I take a deep breath. I close my eyes. I let the rhythm of music move through me. I feel the disco beat calling to me: 'Dance, Maxim. DANCE!' And then I lollop across the room like a drugged toddler, balling when I should be stepping, changing when I should be balling, and generally butchering the art form of dance in every way possible. I prepare for the humiliation to wipe me out like a tsunami, but then, something wonderful. I see, one by one, 25 people shuffle, trip, stumble, and yes, occasionally step-ball-change, across the room. Failure is a relative concept in this dance studio. Here there's no such thing as a bad dancer.
Set up by local dance teacher Jade Duffy ten years ago, Body Electric began as something beautifully humble and has since grown into a legendary Melbourne institution. What was originally conceived as a bit of fun for a handful of people who dance like nobody's watching, has snowballed over the years so that a decade on, hundreds of Melburnians now cross the threshold of the Body Electric Dance Studio each week, to learn a few bars of choreography to an iconic pop banger (my first was Poison by Alice Cooper. My second, Babooshka by Kate Bush). Over the course of a 12-week semester, each class - of which there are usually 8 to 10 - prepare a routine for a grand spectacular showcase, which is usually attended by more than 1000 revellers. Yes, that's right. 1000 people choosing to watch amateur dance. And loving every minute.
But beyond the opportunity to acquire hordes of adoring fans, Body Electric also provides a space for community, inclusivity and acceptance.

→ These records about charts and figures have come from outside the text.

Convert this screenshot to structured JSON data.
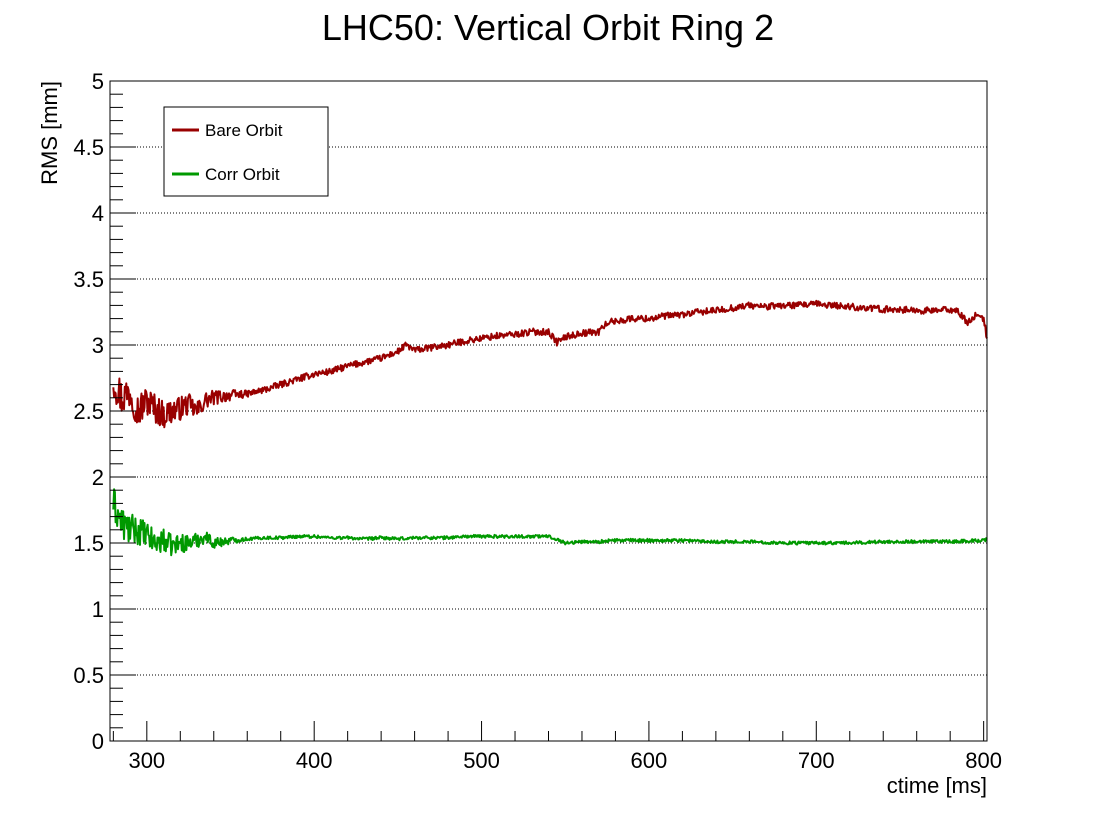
{
  "chart_data": {
    "type": "line",
    "title": "LHC50: Vertical Orbit Ring 2",
    "xlabel": "ctime [ms]",
    "ylabel": "RMS [mm]",
    "xlim": [
      278,
      802
    ],
    "ylim": [
      0,
      5
    ],
    "x_ticks": [
      300,
      400,
      500,
      600,
      700,
      800
    ],
    "x_tick_labels": [
      "300",
      "400",
      "500",
      "600",
      "700",
      "800"
    ],
    "y_ticks": [
      0,
      0.5,
      1,
      1.5,
      2,
      2.5,
      3,
      3.5,
      4,
      4.5,
      5
    ],
    "y_tick_labels": [
      "0",
      "0.5",
      "1",
      "1.5",
      "2",
      "2.5",
      "3",
      "3.5",
      "4",
      "4.5",
      "5"
    ],
    "grid": "horizontal dotted",
    "legend_position": "top-left",
    "series": [
      {
        "name": "Bare Orbit",
        "color": "#990000",
        "x": [
          280,
          285,
          290,
          295,
          300,
          305,
          310,
          315,
          320,
          325,
          330,
          335,
          340,
          350,
          360,
          370,
          380,
          390,
          400,
          410,
          420,
          430,
          440,
          450,
          455,
          460,
          470,
          480,
          490,
          500,
          510,
          520,
          530,
          540,
          545,
          550,
          560,
          570,
          575,
          580,
          590,
          600,
          610,
          620,
          630,
          640,
          650,
          660,
          670,
          680,
          690,
          700,
          710,
          720,
          730,
          740,
          750,
          760,
          770,
          780,
          785,
          790,
          795,
          800,
          802
        ],
        "y": [
          2.75,
          2.6,
          2.65,
          2.5,
          2.58,
          2.52,
          2.47,
          2.5,
          2.52,
          2.55,
          2.5,
          2.58,
          2.6,
          2.62,
          2.63,
          2.66,
          2.7,
          2.74,
          2.78,
          2.8,
          2.84,
          2.87,
          2.9,
          2.95,
          3.0,
          2.96,
          2.98,
          3.0,
          3.03,
          3.05,
          3.07,
          3.08,
          3.1,
          3.1,
          3.02,
          3.06,
          3.09,
          3.1,
          3.17,
          3.18,
          3.2,
          3.2,
          3.22,
          3.23,
          3.25,
          3.26,
          3.28,
          3.3,
          3.29,
          3.3,
          3.3,
          3.31,
          3.3,
          3.29,
          3.28,
          3.27,
          3.27,
          3.26,
          3.26,
          3.27,
          3.25,
          3.17,
          3.22,
          3.2,
          3.05
        ]
      },
      {
        "name": "Corr Orbit",
        "color": "#009900",
        "x": [
          280,
          285,
          290,
          295,
          300,
          305,
          310,
          315,
          320,
          325,
          330,
          335,
          340,
          350,
          360,
          370,
          380,
          390,
          400,
          410,
          420,
          430,
          440,
          450,
          460,
          470,
          480,
          490,
          500,
          510,
          520,
          530,
          540,
          545,
          550,
          560,
          570,
          580,
          590,
          600,
          620,
          640,
          660,
          680,
          700,
          720,
          740,
          760,
          780,
          800,
          802
        ],
        "y": [
          1.8,
          1.65,
          1.6,
          1.6,
          1.55,
          1.5,
          1.52,
          1.48,
          1.5,
          1.5,
          1.52,
          1.55,
          1.5,
          1.52,
          1.53,
          1.54,
          1.54,
          1.55,
          1.55,
          1.54,
          1.54,
          1.53,
          1.54,
          1.53,
          1.54,
          1.54,
          1.54,
          1.55,
          1.55,
          1.55,
          1.55,
          1.55,
          1.55,
          1.53,
          1.5,
          1.51,
          1.51,
          1.52,
          1.52,
          1.52,
          1.52,
          1.51,
          1.51,
          1.5,
          1.5,
          1.5,
          1.51,
          1.51,
          1.51,
          1.52,
          1.53
        ]
      }
    ]
  }
}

There's no fitness expectations or any previous experience required. There're no auditions or tryouts to see if you make the cut. The only real necessity - and it's an unspoken rule - is that you be a show-off, of either the "closet" or "dreadful" varieties. This quality is most evidently displayed in the costuming of each Body Electric troupe, which channels a range of aesthetics from Haute Couture to Tuesday night at Hooters.
With guidance by Jade Duffy, who not only choreographs but also devises a fully realised theatrical concept for each routine, Body Electricians are expected to produce their own costumes, and by god, do people step up to the plate. With glue guns and staple guns and sequins and tinsel and trips to op shops and dollar stores and garage sales and multiple haberdashers, the creative efforts of Body Electric dancers are jaw-dropping. Making my first Body Electric costume was also how I discovered that glitter is non-toxic and that if your dog consumes four full tubes of it, toilet time becomes a disco fantasia for at least three days.
So, from abject terror, Body Electric has brought me nothing but joy. And most importantly, forced proximity coupled with important life experiences. Goodbye drinking alone, hello brunch with many a wonderful dance buddy. Jazz hands!